At 8:20 last night, Atlantic Time, the Astronautas went to bat against the Cangrejeros (Crabbers) of Santurce, Puerto Rico’s entry. Panama threatened their hosts in each of the first three innings, suffering The Curse of the Lead Off double in the opening frame, getting their first batter on base through a single and a walk in the second and third, respectively. But Héctor Santiago, Puerto Rico’s starter kept the Panamanians slammed the door to home closed on the Panamanians during all five of the innings he pitched.

They finally managed a tally in the top of the sixth, when Devin Raftery relieved Santiago when Jack López drove Jan Hernández home from second with a single to right.

Puerto Rico already had scored a run in the third on Vimael Machín’s sac fly, and they threatened to score again in the bottom of the fifth. But Andy Otero came in to strike out José Sermo with runners on first and second and two down. But one out walk to Jan Hernández, followed by another RBI single by López brought Carlos de Jesús Díaz into the fray in the very next inning. Díaz successfully closed out the frame but was not so successful in the seventh. Machín’s double, a walk, a sacrifice bunt that Díaz himself bobbled for an error, and a walk let in the tying run and left the bases loaded with Crabbers.

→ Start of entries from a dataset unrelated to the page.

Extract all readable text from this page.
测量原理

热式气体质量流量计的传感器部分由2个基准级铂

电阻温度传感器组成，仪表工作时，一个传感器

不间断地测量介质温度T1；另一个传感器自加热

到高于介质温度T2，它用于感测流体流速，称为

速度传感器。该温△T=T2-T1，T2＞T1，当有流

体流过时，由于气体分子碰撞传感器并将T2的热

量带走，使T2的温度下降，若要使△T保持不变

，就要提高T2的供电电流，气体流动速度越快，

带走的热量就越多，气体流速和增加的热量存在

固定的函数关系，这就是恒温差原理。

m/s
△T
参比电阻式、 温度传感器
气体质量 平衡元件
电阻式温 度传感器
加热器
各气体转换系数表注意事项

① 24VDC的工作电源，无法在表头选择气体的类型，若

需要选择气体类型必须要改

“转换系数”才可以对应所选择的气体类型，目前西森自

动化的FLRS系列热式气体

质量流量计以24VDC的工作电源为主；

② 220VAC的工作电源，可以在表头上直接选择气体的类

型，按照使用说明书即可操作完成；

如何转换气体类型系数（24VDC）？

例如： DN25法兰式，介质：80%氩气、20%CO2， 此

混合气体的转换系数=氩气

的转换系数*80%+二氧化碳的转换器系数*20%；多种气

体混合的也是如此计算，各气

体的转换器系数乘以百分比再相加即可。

Puerto Rico seemed poised to break the game open. Diego Moreno put an end to that thought. Two hard hit balls, a line out to third and a 6-4-3 double play kept the game tied at three.

It stayed that way until the new extra inning, start with a runner on second rule came into play. Panama couldn’t take advantage of it, but Puerto Rico did. With Tyler Wilson toeing the rubber for the Astronautas and Henry Ramos having begun the inning at second, Jan Hernández bunted him over to third. A medium deep fly to left by Jonathan Morales was all that was needed to send the crowd home, or at least to the long lines that blocked the parking lot exits to the street.

Sunday´s games are scheduled to start at 11:00 (Colombia-Panama), 3:30 (Puerto Rico-Mexico), and 8:30 (Dominican-Venezuela).